The marginal likelihood can be implemented in the R package TMB, which uses the Laplace approximation to integrate over the random effects (Kristensen et al. 2016), and the design matrices for the basis functions and the penalty matrices can be computed with the R package mgcv (Wood 2017). A numerical optimizer (e.g. optim or nlminb) can then be used to minimize the marginal likelihood and obtain estimates of the smoothness parameter \({\varvec{\lambda }}\) and fixed effects \({\varvec{\alpha }}\). We can get predicted values for the random effects \({\varvec{\beta }}\), analogous to best linear unbiased predictors in linear mixed effect models, to infer the smooth relationships between SDE parameters and covariates. The joint precision matrix of fixed and random effects can be used for uncertainty quantification.

TMB makes it relatively simple to include other random effects in the model. It is often the case, e.g. in animal movement or financial studies, that the data arise from multiple instances of the SDE (multiple animals, stocks, etc.) and one wishes to fit a model that combines these instances while also allowing for inter-individual variation. The case of i.i.d. normal random effects is easily handled, as it is another type of basis-penalty smoother, where the penalty matrix is the identity matrix (Wood 2017, Sect. 7.7).

We describe the details of the implementation of this method, using mgcv and TMB, in Appendix B. We ran simulation experiments to investigate the performance of the proposed approach to recover the relationship between the SDE parameters and the covariates, under several model formulations.

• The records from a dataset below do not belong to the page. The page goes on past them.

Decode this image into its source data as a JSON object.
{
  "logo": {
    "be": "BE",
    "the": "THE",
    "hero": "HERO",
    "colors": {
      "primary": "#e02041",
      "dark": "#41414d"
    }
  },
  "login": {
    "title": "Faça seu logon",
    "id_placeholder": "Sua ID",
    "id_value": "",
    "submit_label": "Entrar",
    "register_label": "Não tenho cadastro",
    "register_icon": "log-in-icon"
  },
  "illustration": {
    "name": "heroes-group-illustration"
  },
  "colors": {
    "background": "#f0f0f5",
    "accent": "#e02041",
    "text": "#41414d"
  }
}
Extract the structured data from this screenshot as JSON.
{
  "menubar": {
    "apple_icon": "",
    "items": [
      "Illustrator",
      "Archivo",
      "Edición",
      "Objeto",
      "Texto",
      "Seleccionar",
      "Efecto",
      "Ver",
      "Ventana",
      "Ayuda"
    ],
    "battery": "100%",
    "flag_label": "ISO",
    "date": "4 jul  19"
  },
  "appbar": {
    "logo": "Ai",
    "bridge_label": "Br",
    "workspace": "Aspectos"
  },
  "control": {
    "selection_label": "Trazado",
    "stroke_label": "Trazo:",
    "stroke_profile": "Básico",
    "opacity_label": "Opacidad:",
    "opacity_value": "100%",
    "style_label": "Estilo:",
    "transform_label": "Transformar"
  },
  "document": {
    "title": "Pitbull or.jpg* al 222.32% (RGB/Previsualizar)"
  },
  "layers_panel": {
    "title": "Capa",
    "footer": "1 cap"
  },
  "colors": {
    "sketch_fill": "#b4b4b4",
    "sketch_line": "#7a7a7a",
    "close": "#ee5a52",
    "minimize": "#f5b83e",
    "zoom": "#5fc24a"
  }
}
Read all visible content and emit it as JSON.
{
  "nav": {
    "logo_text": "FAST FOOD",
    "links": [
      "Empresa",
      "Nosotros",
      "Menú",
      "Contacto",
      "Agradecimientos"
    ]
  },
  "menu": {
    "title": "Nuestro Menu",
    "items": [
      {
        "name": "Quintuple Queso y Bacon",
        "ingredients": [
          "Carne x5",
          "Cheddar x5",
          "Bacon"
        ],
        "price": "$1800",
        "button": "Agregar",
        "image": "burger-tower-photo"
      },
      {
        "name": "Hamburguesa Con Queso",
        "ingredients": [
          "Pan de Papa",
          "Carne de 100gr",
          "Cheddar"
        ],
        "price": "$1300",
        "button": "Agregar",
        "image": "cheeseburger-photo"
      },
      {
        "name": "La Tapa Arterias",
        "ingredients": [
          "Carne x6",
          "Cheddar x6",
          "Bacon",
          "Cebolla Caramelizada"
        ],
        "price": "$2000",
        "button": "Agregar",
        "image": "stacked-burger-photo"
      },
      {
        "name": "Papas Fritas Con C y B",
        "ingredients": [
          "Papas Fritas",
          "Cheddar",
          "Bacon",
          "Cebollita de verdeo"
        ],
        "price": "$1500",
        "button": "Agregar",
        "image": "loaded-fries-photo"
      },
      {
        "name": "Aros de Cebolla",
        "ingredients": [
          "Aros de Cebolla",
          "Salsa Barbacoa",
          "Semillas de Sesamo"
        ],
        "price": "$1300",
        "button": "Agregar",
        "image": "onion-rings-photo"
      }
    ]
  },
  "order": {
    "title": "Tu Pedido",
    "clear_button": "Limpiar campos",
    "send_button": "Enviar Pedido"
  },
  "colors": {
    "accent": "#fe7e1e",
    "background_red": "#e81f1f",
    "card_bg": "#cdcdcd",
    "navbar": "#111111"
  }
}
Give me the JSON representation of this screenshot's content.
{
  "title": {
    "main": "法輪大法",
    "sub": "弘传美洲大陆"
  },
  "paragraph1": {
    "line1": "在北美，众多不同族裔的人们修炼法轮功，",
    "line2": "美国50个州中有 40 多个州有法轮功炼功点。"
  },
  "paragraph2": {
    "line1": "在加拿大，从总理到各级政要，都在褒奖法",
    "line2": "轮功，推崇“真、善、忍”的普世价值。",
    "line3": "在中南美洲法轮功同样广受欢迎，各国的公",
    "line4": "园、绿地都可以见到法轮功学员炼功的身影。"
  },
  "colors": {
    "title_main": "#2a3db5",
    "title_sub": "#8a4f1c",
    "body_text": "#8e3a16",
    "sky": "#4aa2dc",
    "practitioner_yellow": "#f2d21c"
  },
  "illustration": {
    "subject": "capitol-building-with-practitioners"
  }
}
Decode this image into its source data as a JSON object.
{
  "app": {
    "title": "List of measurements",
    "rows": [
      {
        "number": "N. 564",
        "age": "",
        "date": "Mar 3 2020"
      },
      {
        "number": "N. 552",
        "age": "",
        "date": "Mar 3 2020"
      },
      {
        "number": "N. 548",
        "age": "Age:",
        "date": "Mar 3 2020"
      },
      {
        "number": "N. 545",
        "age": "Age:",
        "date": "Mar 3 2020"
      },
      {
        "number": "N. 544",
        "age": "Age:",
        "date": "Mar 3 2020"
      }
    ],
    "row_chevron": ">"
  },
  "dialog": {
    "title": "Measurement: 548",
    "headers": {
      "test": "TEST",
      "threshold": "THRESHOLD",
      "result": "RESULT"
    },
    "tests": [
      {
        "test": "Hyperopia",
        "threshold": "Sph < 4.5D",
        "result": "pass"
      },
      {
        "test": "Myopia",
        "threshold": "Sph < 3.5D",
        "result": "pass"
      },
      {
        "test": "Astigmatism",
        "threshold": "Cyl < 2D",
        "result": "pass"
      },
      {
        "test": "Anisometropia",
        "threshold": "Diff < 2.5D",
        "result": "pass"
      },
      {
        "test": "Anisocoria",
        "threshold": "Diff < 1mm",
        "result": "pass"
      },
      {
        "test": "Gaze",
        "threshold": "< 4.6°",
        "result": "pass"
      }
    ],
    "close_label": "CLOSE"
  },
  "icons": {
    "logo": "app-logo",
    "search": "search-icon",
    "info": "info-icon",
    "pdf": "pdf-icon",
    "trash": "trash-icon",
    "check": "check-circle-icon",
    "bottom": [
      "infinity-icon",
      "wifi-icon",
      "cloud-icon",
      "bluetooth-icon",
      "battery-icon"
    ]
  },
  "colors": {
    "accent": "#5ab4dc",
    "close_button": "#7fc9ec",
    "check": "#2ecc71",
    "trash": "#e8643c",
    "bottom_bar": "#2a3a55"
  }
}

In those simulations, we thinned the simulated data to irregular time intervals, to mimic a real data set, and the method performed well in all scenarios (Appendix C). We also performed a simulation experiment to check the coverage of confidence intervals derived for \({\varvec{\theta }}_t\) using the precision matrix given by TMB and found that they correctly represented the uncertainty in the estimates (Appendix C).

Model Selection and Model Checking

In this framework, it might be useful to discriminate between competing model formulations, e.g. different forms of the drift and diffusion terms. The problem of model selection in models involving basis-penalty smooths is relatively understudied outside standard GAMs. Wood (2017) describes two versions of the Akaike information criterion (AIC), the marginal AIC and the conditional AIC, based on different forms of the likelihood and AIC penalty (i.e. number of parameters in basic AIC). The marginal AIC uses the marginal likelihood defined in Eq. 6 with a penalty for the number of fixed effects \({\varvec{\alpha }}\) and smoothing parameters \({\varvec{\lambda }}\) and would be straightforward to implement in the framework of Sect. 2.2.3. The conditional AIC is based on the joint penalized likelihood of fixed and random effects (Eq. 5), with an additional AIC penalty on the complexity of smooth terms [given by the number of effective degrees of freedom; see Sect. 5.4.2 of Wood (2017)]. For more detail about the respective limitations of these two criteria and possible solutions, see Sect. 6.11 of Wood (2017). An alternative approach for model selection is to include an additional penalty in the likelihood, so that model components can be shrunk to zero (i.e. removed from the model) as part of the smoothness parameter estimation (Marra and Wood 2011).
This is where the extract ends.